Question / request for clarification / etc.:

… we feel most heard when …

What does this mean? (That is, what does it mean to “feel heard” or to “feel” more, or less, “heard”?)

Replies from: Elo
comment by Elo · 2018-03-26T00:33:34.403Z · LW(p) · GW(p)

To clarify: This statement "we feel most heard" is from the subjective experience of the sender of the message. Feeling like the other side has in fact received the message can be separate from them receiving the message or receiving the right message or confirming that they have received the message.

Does that make sense?

Replies from: SaidAchmiz
comment by Said Achmiz (SaidAchmiz) · 2018-03-26T00:46:16.178Z · LW(p) · GW(p)

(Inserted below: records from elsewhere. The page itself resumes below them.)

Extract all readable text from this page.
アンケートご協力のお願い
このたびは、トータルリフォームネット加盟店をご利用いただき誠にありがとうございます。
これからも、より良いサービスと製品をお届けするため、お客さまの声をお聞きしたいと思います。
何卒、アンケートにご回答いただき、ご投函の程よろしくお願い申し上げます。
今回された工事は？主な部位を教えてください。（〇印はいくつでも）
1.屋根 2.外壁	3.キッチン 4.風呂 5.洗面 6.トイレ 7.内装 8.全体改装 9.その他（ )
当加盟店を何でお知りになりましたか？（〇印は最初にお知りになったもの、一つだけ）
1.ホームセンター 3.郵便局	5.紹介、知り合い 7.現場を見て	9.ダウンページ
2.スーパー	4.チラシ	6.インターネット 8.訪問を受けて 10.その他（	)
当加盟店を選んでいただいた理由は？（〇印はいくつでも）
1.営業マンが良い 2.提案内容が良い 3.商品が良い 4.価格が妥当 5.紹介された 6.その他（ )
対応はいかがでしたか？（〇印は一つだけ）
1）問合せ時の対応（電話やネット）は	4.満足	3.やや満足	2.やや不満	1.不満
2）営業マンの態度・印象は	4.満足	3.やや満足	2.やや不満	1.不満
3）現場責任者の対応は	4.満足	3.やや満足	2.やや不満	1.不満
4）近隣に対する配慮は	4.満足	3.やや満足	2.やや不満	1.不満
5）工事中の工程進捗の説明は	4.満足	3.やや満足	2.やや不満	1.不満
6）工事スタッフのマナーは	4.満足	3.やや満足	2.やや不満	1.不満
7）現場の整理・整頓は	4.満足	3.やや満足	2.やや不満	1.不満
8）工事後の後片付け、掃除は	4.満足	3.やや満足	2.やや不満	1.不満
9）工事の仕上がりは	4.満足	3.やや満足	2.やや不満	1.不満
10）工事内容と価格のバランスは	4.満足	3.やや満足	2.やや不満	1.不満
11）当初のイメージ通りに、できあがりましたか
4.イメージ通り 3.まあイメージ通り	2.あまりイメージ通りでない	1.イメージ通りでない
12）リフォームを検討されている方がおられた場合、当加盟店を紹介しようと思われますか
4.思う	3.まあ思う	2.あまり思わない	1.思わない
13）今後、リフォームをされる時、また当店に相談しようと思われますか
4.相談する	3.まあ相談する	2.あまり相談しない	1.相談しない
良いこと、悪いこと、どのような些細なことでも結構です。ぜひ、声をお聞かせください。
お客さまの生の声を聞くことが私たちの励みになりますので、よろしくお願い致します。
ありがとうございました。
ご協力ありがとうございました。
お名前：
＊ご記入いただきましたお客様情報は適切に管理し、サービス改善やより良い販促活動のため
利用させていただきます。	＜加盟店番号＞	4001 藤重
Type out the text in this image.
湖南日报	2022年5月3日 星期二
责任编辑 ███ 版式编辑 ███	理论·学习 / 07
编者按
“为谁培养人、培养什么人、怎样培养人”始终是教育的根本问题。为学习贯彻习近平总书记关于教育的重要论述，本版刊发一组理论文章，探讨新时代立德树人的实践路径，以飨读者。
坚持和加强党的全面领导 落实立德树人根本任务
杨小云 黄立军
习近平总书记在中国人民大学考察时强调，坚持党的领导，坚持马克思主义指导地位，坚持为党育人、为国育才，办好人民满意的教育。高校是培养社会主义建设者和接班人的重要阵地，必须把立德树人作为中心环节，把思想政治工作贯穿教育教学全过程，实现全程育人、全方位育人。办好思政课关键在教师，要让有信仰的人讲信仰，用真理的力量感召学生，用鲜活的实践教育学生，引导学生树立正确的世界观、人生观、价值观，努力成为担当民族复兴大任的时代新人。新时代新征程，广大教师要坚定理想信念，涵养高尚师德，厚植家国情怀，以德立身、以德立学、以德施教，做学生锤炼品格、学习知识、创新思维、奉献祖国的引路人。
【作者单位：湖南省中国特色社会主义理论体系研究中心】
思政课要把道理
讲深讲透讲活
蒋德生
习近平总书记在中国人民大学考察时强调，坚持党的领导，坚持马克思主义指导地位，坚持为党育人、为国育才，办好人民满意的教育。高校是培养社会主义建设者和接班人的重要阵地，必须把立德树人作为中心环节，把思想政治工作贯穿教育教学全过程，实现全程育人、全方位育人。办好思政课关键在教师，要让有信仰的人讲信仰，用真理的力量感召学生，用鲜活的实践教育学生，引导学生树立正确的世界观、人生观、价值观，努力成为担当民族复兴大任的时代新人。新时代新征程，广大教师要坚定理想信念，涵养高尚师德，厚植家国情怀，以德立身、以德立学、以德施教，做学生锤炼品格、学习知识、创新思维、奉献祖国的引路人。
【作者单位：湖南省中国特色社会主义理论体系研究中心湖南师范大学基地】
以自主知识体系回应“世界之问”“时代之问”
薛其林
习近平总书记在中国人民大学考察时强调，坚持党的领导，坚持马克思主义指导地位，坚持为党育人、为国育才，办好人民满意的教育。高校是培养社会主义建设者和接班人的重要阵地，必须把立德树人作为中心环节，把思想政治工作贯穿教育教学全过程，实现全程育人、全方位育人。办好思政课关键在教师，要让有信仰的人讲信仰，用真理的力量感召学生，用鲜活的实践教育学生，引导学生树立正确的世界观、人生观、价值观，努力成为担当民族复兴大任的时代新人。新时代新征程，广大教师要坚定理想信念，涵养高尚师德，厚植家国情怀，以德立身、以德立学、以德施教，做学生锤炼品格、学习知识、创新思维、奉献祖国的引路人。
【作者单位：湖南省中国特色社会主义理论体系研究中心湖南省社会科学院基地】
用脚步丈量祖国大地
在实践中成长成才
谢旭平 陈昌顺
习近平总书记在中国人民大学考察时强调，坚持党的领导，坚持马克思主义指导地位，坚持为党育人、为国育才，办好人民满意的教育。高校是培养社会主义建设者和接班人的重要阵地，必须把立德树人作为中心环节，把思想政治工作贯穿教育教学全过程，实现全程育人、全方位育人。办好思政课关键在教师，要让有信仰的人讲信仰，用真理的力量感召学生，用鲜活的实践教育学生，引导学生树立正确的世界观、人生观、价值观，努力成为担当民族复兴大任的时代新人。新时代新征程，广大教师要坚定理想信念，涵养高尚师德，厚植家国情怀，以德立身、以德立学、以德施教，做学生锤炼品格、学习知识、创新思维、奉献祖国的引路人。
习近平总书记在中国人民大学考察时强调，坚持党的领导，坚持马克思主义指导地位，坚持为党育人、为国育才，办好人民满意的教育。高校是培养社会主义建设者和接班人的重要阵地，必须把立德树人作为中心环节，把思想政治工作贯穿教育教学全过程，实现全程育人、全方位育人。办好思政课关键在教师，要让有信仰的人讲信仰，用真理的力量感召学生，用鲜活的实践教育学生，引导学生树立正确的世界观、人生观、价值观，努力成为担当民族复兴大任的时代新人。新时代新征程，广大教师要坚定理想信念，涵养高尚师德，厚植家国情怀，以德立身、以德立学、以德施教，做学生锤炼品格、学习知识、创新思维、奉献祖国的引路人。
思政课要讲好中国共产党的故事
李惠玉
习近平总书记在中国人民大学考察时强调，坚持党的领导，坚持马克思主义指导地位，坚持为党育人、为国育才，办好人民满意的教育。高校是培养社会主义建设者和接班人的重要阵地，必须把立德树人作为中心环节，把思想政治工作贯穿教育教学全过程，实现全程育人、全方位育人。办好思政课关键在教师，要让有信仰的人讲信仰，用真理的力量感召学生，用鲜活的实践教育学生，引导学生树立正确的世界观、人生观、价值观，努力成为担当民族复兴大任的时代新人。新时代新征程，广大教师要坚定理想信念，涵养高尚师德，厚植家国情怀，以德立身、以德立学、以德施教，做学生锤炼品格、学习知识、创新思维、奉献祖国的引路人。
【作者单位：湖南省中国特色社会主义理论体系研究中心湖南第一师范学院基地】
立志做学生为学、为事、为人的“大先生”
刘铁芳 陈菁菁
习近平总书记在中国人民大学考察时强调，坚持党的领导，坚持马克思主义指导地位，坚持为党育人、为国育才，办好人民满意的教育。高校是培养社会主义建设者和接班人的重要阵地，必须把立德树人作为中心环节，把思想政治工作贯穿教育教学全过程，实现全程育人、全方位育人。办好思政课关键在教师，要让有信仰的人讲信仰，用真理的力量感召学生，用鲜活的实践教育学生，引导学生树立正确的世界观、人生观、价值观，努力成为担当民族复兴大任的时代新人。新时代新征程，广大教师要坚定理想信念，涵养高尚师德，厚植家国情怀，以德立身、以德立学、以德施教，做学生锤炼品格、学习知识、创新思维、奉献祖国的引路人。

So a synonym would be “your degree of certainty that the person you spoke to has understood what you said”?

Replies from: Elo
comment by Elo · 2018-03-26T01:03:31.958Z · LW(p) · GW(p)

yes. Said another way, "your confidence that the same message was received as the message that you sent".

There is also often a psychological need to be heard that will not be fulfilled unless we believe the receiver has the right message. This "feeling" is about resolving that need.

Note1: This draws on NVC. Note2: I believe there was a concept from NLP that "the message received is the message". If you are not paying attention to, and confirming the message received you may be getting wrong the process of imparting what you want to impart.

Replies from: ChristianKl
comment by ChristianKl · 2018-03-26T06:29:39.525Z · LW(p) · GW(p)

The NLP axiom is slightly different. It's "The meaning of communication is the response you get."

In that mental model everything that counts is what happens empirically and there's no focus on analyzing a message as an abstract entity that somehow is.

"Messages" only exist in the map and not in physical reality. Sometimes it's a useful abstraction but from NLP perspective (or even from what's Korzybski's NL) it's important to be conscious that it's an abstraction.